Well i keep changing my mind as to what i want and hopefully The hobby community can help me decide. First i was looking at the G0704 for reasons of cost and seems to be an all around good small type mill. I then discovered the PM25 with the added belt drive and great customer server, jsut a few hundred more it seems reasonable. Now i see the Pm727 which has a little more weight and rigitity, i want to get the biggist practical machine i can afford. And lastly im seeing Bolton tools with there zx45 for ~$1,700 which looks like its on discount and now i have no idea what the best offer would be. Or why the Bolton in 1700 when all other clones seem to be much more.

HELP!!!

-Kevin


----------



## wrmiller (Aug 29, 2016)

The PM727 is a known entity here on h-m, and comes with great service before and AFTER the sale. Bolton? I have no idea.
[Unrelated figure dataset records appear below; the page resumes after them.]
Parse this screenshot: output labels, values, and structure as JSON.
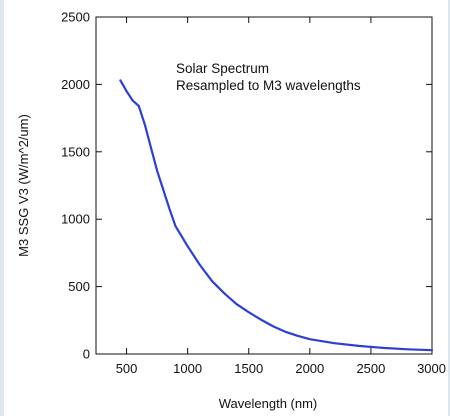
{
  "chart_data": {
    "type": "line",
    "annotation_lines": [
      "Solar Spectrum",
      "Resampled to M3 wavelengths"
    ],
    "xlabel": "Wavelength (nm)",
    "ylabel": "M3 SSG V3 (W/m^2/um)",
    "xlim": [
      250,
      3000
    ],
    "ylim": [
      0,
      2500
    ],
    "xticks": [
      500,
      1000,
      1500,
      2000,
      2500,
      3000
    ],
    "yticks": [
      0,
      500,
      1000,
      1500,
      2000,
      2500
    ],
    "grid": false,
    "series": [
      {
        "color": "#2c3fd6",
        "x": [
          450,
          500,
          550,
          600,
          650,
          700,
          750,
          800,
          850,
          900,
          1000,
          1100,
          1200,
          1300,
          1400,
          1500,
          1600,
          1700,
          1800,
          1900,
          2000,
          2200,
          2400,
          2600,
          2800,
          3000
        ],
        "y": [
          2030,
          1950,
          1880,
          1840,
          1700,
          1530,
          1360,
          1220,
          1080,
          950,
          800,
          660,
          540,
          450,
          370,
          310,
          255,
          205,
          165,
          135,
          110,
          80,
          60,
          45,
          35,
          28
        ]
      }
    ]
  }
}
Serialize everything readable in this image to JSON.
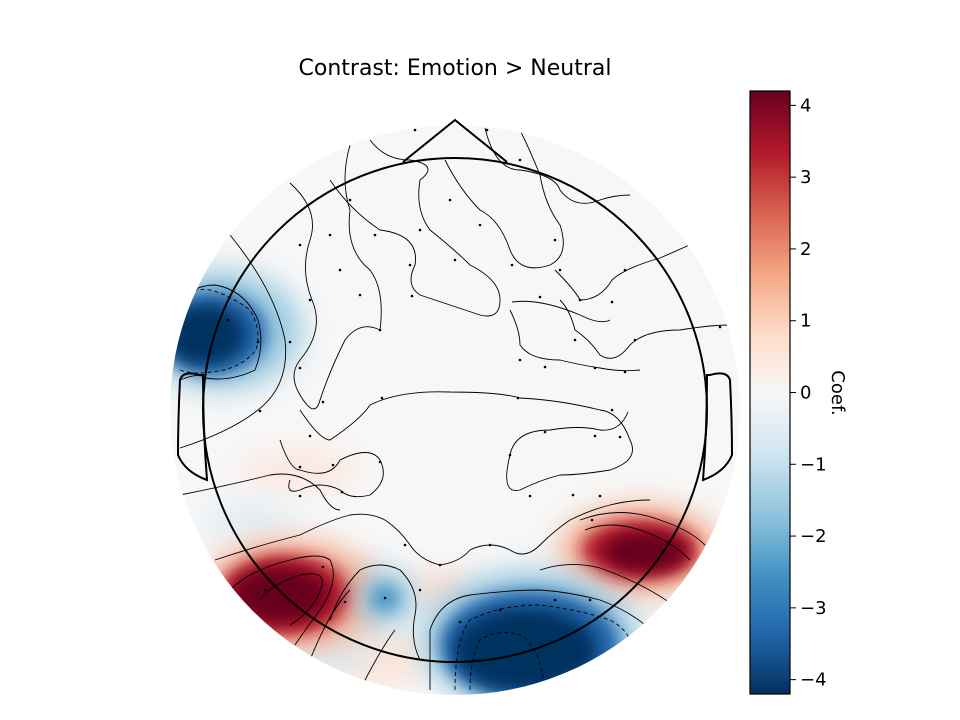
{
  "chart_data": {
    "type": "heatmap",
    "subtype": "topographic-scalp-map",
    "title": "Contrast: Emotion > Neutral",
    "colorbar": {
      "label": "Coef.",
      "range": [
        -4.2,
        4.2
      ],
      "ticks": [
        4,
        3,
        2,
        1,
        0,
        -1,
        -2,
        -3,
        -4
      ],
      "tick_labels": [
        "4",
        "3",
        "2",
        "1",
        "0",
        "−1",
        "−2",
        "−3",
        "−4"
      ],
      "colormap": "RdBu_r",
      "colors": [
        "#053061",
        "#2166ac",
        "#4393c3",
        "#92c5de",
        "#d1e5f0",
        "#f7f7f7",
        "#fddbc7",
        "#f4a582",
        "#d6604d",
        "#b2182b",
        "#67001f"
      ]
    },
    "blobs": [
      {
        "region": "left-temporal",
        "value": -4.2
      },
      {
        "region": "left-occipital",
        "value": 4.2
      },
      {
        "region": "right-occipitotemporal",
        "value": 4.2
      },
      {
        "region": "occipital-midline",
        "value": -4.2
      },
      {
        "region": "left-parieto-occipital",
        "value": -2.2
      }
    ],
    "head_outline": true,
    "sensors_shown": true,
    "contour_lines": true
  }
}
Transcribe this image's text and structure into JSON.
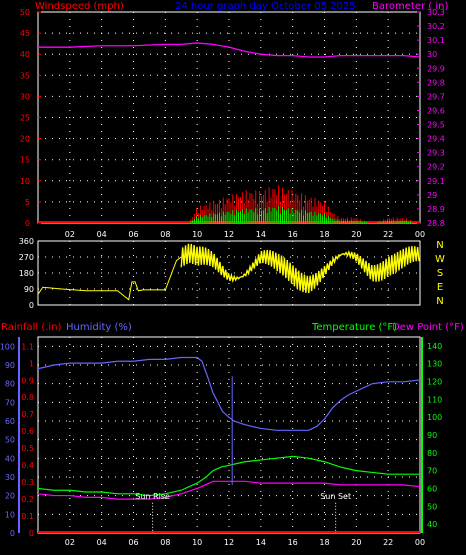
{
  "chart_data": [
    {
      "type": "line",
      "title": "24 hour graph day October 05 2025",
      "ylabel_left": "Windspeed (mph)",
      "ylabel_right": "Barometer ( in)",
      "x_ticks": [
        "02",
        "04",
        "06",
        "08",
        "10",
        "12",
        "14",
        "16",
        "18",
        "20",
        "22",
        "00"
      ],
      "y_left_ticks": [
        "0",
        "5",
        "10",
        "15",
        "20",
        "25",
        "30",
        "35",
        "40",
        "45",
        "50"
      ],
      "ylim_left": [
        0,
        50
      ],
      "y_right_ticks": [
        "28.8",
        "28.9",
        "29",
        "29.1",
        "29.2",
        "29.3",
        "29.4",
        "29.5",
        "29.6",
        "29.7",
        "29.8",
        "29.9",
        "30",
        "30.1",
        "30.2",
        "30.3"
      ],
      "ylim_right": [
        28.8,
        30.3
      ],
      "grid": true,
      "colors": {
        "wind_gust": "#ff0000",
        "wind_avg": "#00ff00",
        "barometer": "#ff00ff",
        "title": "#0000ff"
      },
      "series": [
        {
          "name": "Barometer",
          "hour": [
            0,
            2,
            4,
            6,
            8,
            9,
            10,
            11,
            12,
            13,
            14,
            15,
            16,
            17,
            18,
            19,
            20,
            21,
            22,
            23,
            24
          ],
          "values": [
            30.05,
            30.05,
            30.06,
            30.06,
            30.07,
            30.07,
            30.08,
            30.07,
            30.05,
            30.02,
            30.0,
            29.99,
            29.99,
            29.98,
            29.98,
            29.99,
            29.99,
            29.99,
            29.99,
            29.99,
            29.98
          ]
        },
        {
          "name": "Windspeed",
          "hour": [
            0,
            9.5,
            10,
            11,
            12,
            13,
            14,
            15,
            16,
            17,
            18,
            18.5,
            19,
            20,
            21,
            22,
            23,
            24
          ],
          "values": [
            0,
            0,
            3,
            4,
            5,
            6,
            6,
            7,
            6,
            5,
            4,
            2,
            1,
            1,
            0,
            1,
            1,
            0
          ]
        }
      ]
    },
    {
      "type": "line",
      "ylabel_right_letters": [
        "N",
        "W",
        "S",
        "E",
        "N"
      ],
      "y_ticks": [
        "0",
        "90",
        "180",
        "270",
        "360"
      ],
      "ylim": [
        0,
        360
      ],
      "x_ticks": [
        "02",
        "04",
        "06",
        "08",
        "10",
        "12",
        "14",
        "16",
        "18",
        "20",
        "22",
        "00"
      ],
      "colors": {
        "trace": "#ffff00",
        "labels": "#ffff00"
      },
      "series": [
        {
          "name": "Wind Direction",
          "hour": [
            0,
            0.3,
            1.5,
            3,
            4,
            5,
            5.7,
            5.9,
            6.1,
            6.3,
            6.6,
            7.5,
            8.0,
            8.7,
            9,
            9.5,
            10,
            11,
            12,
            13,
            14,
            15,
            16,
            17,
            18,
            19,
            20,
            21,
            22,
            23,
            24
          ],
          "values": [
            60,
            100,
            90,
            80,
            80,
            80,
            30,
            130,
            130,
            80,
            85,
            85,
            85,
            250,
            270,
            260,
            220,
            230,
            200,
            210,
            240,
            190,
            180,
            170,
            200,
            230,
            240,
            220,
            260,
            240,
            230
          ]
        }
      ]
    },
    {
      "type": "line",
      "ylabel_left_1": "Rainfall (.in)",
      "ylabel_left_2": "Humidity (%)",
      "ylabel_right_1": "Temperature (°F)",
      "ylabel_right_2": "Dew Point (°F)",
      "rain_ticks": [
        "0",
        "0.1",
        "0.2",
        "0.3",
        "0.4",
        "0.5",
        "0.6",
        "0.7",
        "0.8",
        "0.9",
        "1",
        "1.1"
      ],
      "rain_lim": [
        0,
        1.1
      ],
      "humidity_ticks": [
        "0",
        "10",
        "20",
        "30",
        "40",
        "50",
        "60",
        "70",
        "80",
        "90",
        "100"
      ],
      "humidity_lim": [
        0,
        100
      ],
      "temp_ticks": [
        "40",
        "50",
        "60",
        "70",
        "80",
        "90",
        "100",
        "110",
        "120",
        "130",
        "140"
      ],
      "temp_lim": [
        40,
        140
      ],
      "x_ticks": [
        "02",
        "04",
        "06",
        "08",
        "10",
        "12",
        "14",
        "16",
        "18",
        "20",
        "22",
        "00"
      ],
      "annotations": [
        {
          "label": "Sun Rise",
          "hour": 7.2
        },
        {
          "label": "Sun Set",
          "hour": 18.7
        }
      ],
      "colors": {
        "rain": "#ff0000",
        "humidity": "#6666ff",
        "temperature": "#00ff00",
        "dewpoint": "#ff00ff",
        "marker": "#6666ff"
      },
      "series": [
        {
          "name": "Humidity",
          "hour": [
            0,
            1,
            2,
            3,
            4,
            5,
            6,
            7,
            8,
            9,
            9.5,
            10,
            10.3,
            10.6,
            11,
            11.3,
            11.6,
            12,
            12.3,
            13,
            14,
            15,
            16,
            17,
            17.5,
            18,
            18.5,
            19,
            19.5,
            20,
            21,
            22,
            23,
            24
          ],
          "values": [
            88,
            90,
            91,
            91,
            91,
            92,
            92,
            93,
            93,
            94,
            94,
            94,
            92,
            85,
            75,
            70,
            65,
            62,
            60,
            58,
            56,
            55,
            55,
            55,
            57,
            61,
            67,
            71,
            74,
            76,
            80,
            81,
            81,
            82
          ]
        },
        {
          "name": "Temperature",
          "hour": [
            0,
            1,
            2,
            3,
            4,
            5,
            6,
            7,
            8,
            9,
            10,
            10.5,
            11,
            11.5,
            12,
            12.5,
            13,
            14,
            15,
            16,
            17,
            18,
            19,
            20,
            21,
            22,
            23,
            24
          ],
          "values": [
            60,
            59,
            59,
            58,
            58,
            57,
            57,
            56,
            57,
            59,
            63,
            66,
            70,
            72,
            73,
            74,
            75,
            76,
            77,
            78,
            77,
            75,
            72,
            70,
            69,
            68,
            68,
            68
          ]
        },
        {
          "name": "Dew Point",
          "hour": [
            0,
            1,
            2,
            3,
            4,
            5,
            6,
            7,
            8,
            9,
            10,
            10.5,
            11,
            12,
            13,
            14,
            15,
            16,
            17,
            18,
            19,
            20,
            21,
            22,
            23,
            24
          ],
          "values": [
            57,
            56,
            56,
            55,
            55,
            54,
            54,
            54,
            55,
            57,
            60,
            62,
            64,
            64,
            64,
            63,
            63,
            63,
            63,
            63,
            62,
            62,
            62,
            62,
            62,
            61
          ]
        },
        {
          "name": "Rainfall",
          "hour": [
            0,
            24
          ],
          "values": [
            0,
            0
          ]
        }
      ]
    }
  ]
}
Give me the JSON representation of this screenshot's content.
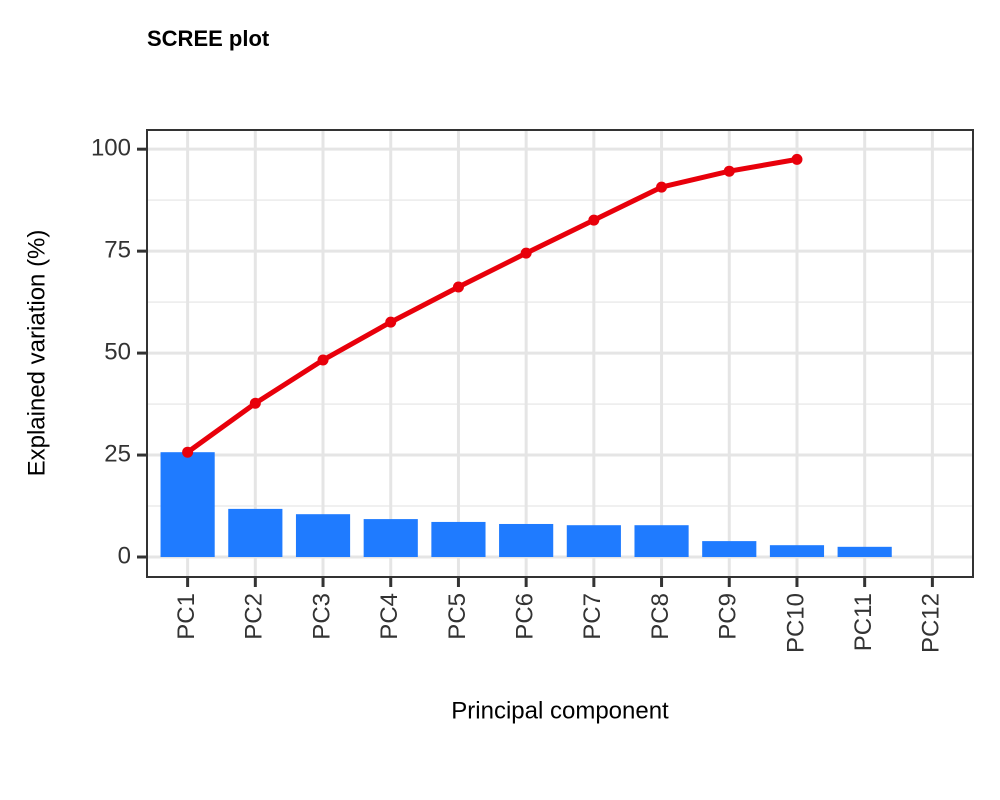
{
  "chart_data": {
    "type": "bar",
    "title": "SCREE plot",
    "x_label": "Principal component",
    "y_label": "Explained variation (%)",
    "categories": [
      "PC1",
      "PC2",
      "PC3",
      "PC4",
      "PC5",
      "PC6",
      "PC7",
      "PC8",
      "PC9",
      "PC10",
      "PC11",
      "PC12"
    ],
    "series": [
      {
        "type": "bar",
        "color": "#1f7bff",
        "values": [
          25.7,
          11.8,
          10.5,
          9.3,
          8.6,
          8.1,
          7.8,
          7.8,
          3.9,
          2.9,
          2.5,
          0
        ]
      },
      {
        "type": "line",
        "color": "#e8000b",
        "values": [
          25.7,
          37.7,
          48.3,
          57.6,
          66.2,
          74.5,
          82.6,
          90.7,
          94.6,
          97.5,
          null,
          null
        ]
      }
    ],
    "ylim": [
      -4.9,
      104.7
    ],
    "yticks": [
      0,
      25,
      50,
      75,
      100
    ],
    "grid": true
  }
}
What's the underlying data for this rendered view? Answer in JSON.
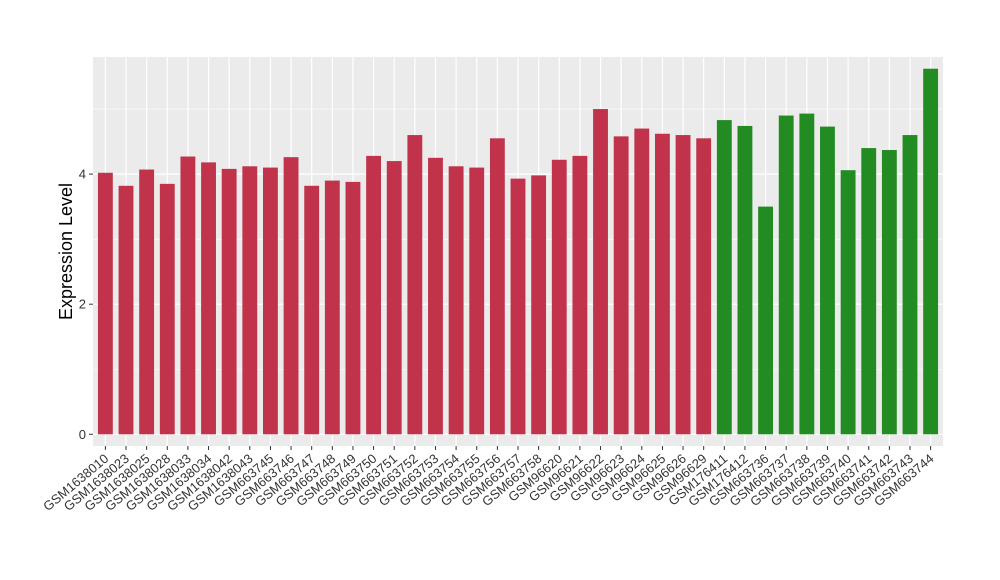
{
  "chart_data": {
    "type": "bar",
    "ylabel": "Expression Level",
    "xlabel": "",
    "ylim": [
      -0.18,
      5.8
    ],
    "yticks": [
      0,
      2,
      4
    ],
    "grid": true,
    "legend": "none",
    "colors": {
      "group1": "#c0334b",
      "group2": "#228b22",
      "panel": "#ebebeb",
      "grid": "#ffffff"
    },
    "categories": [
      "GSM1638010",
      "GSM1638023",
      "GSM1638025",
      "GSM1638028",
      "GSM1638033",
      "GSM1638034",
      "GSM1638042",
      "GSM1638043",
      "GSM663745",
      "GSM663746",
      "GSM663747",
      "GSM663748",
      "GSM663749",
      "GSM663750",
      "GSM663751",
      "GSM663752",
      "GSM663753",
      "GSM663754",
      "GSM663755",
      "GSM663756",
      "GSM663757",
      "GSM663758",
      "GSM96620",
      "GSM96621",
      "GSM96622",
      "GSM96623",
      "GSM96624",
      "GSM96625",
      "GSM96626",
      "GSM96629",
      "GSM176411",
      "GSM176412",
      "GSM663736",
      "GSM663737",
      "GSM663738",
      "GSM663739",
      "GSM663740",
      "GSM663741",
      "GSM663742",
      "GSM663743",
      "GSM663744"
    ],
    "values": [
      4.02,
      3.82,
      4.07,
      3.85,
      4.27,
      4.18,
      4.08,
      4.12,
      4.1,
      4.26,
      3.82,
      3.9,
      3.88,
      4.28,
      4.2,
      4.6,
      4.25,
      4.12,
      4.1,
      4.55,
      3.93,
      3.98,
      4.22,
      4.28,
      5.0,
      4.58,
      4.7,
      4.62,
      4.6,
      4.55,
      4.83,
      4.74,
      3.5,
      4.9,
      4.93,
      4.73,
      4.06,
      4.4,
      4.37,
      4.6,
      5.62
    ],
    "groups": [
      1,
      1,
      1,
      1,
      1,
      1,
      1,
      1,
      1,
      1,
      1,
      1,
      1,
      1,
      1,
      1,
      1,
      1,
      1,
      1,
      1,
      1,
      1,
      1,
      1,
      1,
      1,
      1,
      1,
      1,
      2,
      2,
      2,
      2,
      2,
      2,
      2,
      2,
      2,
      2,
      2
    ]
  }
}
But if a deal sounds too good to be true...it probably is. You get what you pay for (or pay for what you get). Just my opinion, but I'd rather go with someone who is known to have good product and good service. YMMV...


----------



## Kccurry86 (Aug 29, 2016)

Thank you wrmiller, ive heard so many good things about PM, i just need to exhaust all my questionst to the Vet's before i pull the trigger.


----------



## mksj (Aug 30, 2016)

I agree with Bill, the Bolton is an unknown, there have been a few posting on their machines that I have come across, usually just ok. I believe there are better choices, and it is all about the follow-up and if needed, getting something fixed under warranty.  The ZX45 looks decent (generic RF clone mill) and it is a killer price, and there are a few positive reviews on their site. But I have no idea of the specs, warranty and service.  It is also all about the details of the machine and how it works once you get it. Had this experience before, and it was a can of worms until I could get it all sorted out.


----------



## TomS (Aug 30, 2016)

Take a look at the PM-932.  It's more comparable to the ZX45 than the PM-727 size wise.  I've had my 932 for about two years and have no complaints.  For info my power feed died about a month ago and Matt took care of replacing it.  No questions asked, just send the broken one to him and he sent me another.  

Tom S.


----------